Pontos importantes sobre a classificação fiscal de suplementos whey protein com cacau
A Solução de Consulta destaca alguns pontos relevantes que devem ser observados por empresas que fabricam ou importam suplementos proteicos:
- A presença de cacau, em qualquer proporção, exclui automaticamente as preparações alimentícias da posição 21.06, direcionando-as para a posição 18.06;
- Não se considera “contendo cacau” o produto fabricado apenas com manteiga de cacau, sem outro insumo derivado do cacau;
- Preparações à base de proteínas isoladas hidrolisadas do soro de leite estão excluídas da posição 19.01;
- O tamanho da embalagem é determinante para a definição da subposição dentro do código 18.06.
Vale ressaltar que a Solução de Consulta nº 98.415 – Cosit tem efeito vinculante no âmbito da RFB e pode ser aplicada por qualquer contribuinte em situação similar, não apenas pelo consulente original.
Impactos práticos para importadores e fabricantes
A correta classificação fiscal de suplementos whey protein com cacau traz impactos diretos para empresas, como:
- Alíquotas de impostos diferentes dependendo da classificação;
- Possíveis tratamentos administrativos específicos na importação;
- Necessidade de adequação de sistemas e documentação fiscal;
- Impactos em regimes tributários especiais, quando aplicáveis.
Empresas que comercializam suplementos proteicos devem estar atentas não apenas à composição de seus produtos, mas também ao tamanho das embalagens utilizadas, pois isso afeta diretamente a classificação fiscal e, consequentemente, a tributação aplicável.
Conclusão
A classificação fiscal de suplementos whey protein com cacau na posição 18.06 da NCM representa um importante esclarecimento para o setor de suplementos alimentares.
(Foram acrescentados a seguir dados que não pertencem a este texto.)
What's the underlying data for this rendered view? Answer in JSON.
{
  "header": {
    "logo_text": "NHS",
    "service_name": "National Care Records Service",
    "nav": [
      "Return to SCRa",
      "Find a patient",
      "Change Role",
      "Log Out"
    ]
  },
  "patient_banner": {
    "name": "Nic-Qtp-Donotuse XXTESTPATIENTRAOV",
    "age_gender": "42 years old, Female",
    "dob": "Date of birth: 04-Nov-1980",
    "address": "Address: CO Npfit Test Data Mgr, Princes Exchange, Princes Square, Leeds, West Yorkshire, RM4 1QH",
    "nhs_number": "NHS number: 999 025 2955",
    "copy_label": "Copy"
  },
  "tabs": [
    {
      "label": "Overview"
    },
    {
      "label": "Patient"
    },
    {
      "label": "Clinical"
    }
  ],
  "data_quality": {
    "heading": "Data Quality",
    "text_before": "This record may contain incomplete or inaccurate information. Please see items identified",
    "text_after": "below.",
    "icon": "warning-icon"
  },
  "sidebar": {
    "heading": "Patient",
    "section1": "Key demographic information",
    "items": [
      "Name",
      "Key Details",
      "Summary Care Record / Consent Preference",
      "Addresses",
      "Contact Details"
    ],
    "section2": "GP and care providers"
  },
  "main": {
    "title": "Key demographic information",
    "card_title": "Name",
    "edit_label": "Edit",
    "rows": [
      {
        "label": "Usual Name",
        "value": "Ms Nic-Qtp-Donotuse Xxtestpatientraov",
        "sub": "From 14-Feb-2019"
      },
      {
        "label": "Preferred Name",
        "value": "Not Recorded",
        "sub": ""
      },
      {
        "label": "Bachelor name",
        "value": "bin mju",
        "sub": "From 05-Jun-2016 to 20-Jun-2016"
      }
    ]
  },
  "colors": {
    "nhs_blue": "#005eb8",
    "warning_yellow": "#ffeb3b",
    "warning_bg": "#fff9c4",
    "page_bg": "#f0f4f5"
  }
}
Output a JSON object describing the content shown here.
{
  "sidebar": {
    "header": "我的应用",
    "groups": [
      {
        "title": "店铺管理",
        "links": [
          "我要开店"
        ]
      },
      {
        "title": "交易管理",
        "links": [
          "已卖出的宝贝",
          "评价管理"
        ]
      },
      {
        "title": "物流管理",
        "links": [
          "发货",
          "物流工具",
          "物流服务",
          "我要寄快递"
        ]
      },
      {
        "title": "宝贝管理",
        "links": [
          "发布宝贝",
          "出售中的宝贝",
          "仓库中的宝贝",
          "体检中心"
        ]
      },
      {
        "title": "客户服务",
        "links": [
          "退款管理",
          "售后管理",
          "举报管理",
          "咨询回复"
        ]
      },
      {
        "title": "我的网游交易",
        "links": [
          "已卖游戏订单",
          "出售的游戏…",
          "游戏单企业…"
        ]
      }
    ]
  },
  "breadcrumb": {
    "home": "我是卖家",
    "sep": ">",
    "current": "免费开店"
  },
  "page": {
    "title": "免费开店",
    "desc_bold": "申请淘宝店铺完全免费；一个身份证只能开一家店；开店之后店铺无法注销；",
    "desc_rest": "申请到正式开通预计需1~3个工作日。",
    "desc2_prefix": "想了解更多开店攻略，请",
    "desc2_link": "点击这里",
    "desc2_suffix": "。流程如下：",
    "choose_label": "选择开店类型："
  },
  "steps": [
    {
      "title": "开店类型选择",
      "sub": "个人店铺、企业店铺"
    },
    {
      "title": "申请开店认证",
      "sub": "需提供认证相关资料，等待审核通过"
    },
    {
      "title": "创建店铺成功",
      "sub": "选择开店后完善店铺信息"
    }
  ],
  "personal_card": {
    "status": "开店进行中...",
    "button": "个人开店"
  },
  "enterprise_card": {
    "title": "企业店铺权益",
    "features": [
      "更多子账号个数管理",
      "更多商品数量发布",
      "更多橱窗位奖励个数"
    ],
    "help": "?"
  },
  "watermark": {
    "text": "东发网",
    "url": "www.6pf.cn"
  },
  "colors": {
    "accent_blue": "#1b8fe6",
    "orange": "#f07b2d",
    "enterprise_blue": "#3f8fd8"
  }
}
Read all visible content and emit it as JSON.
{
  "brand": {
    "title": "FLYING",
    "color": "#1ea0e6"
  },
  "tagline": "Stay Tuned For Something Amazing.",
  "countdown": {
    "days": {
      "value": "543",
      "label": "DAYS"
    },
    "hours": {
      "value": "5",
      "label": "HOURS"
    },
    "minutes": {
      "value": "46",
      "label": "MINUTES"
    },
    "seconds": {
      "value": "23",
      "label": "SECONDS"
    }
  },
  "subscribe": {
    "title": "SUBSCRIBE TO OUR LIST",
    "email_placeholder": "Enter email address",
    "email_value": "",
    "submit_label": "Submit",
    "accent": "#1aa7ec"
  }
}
A decisão da Receita Federal reforça que a presença de cacau é um fator determinante para a classificação fiscal destes produtos, independentemente de serem essencialmente compostos por proteínas.
Para empresas do setor, é fundamental considerar este entendimento ao desenvolver novos produtos ou revisar a classificação fiscal de produtos existentes, evitando assim possíveis autuações fiscais e garantindo a conformidade com a legislação tributária brasileira.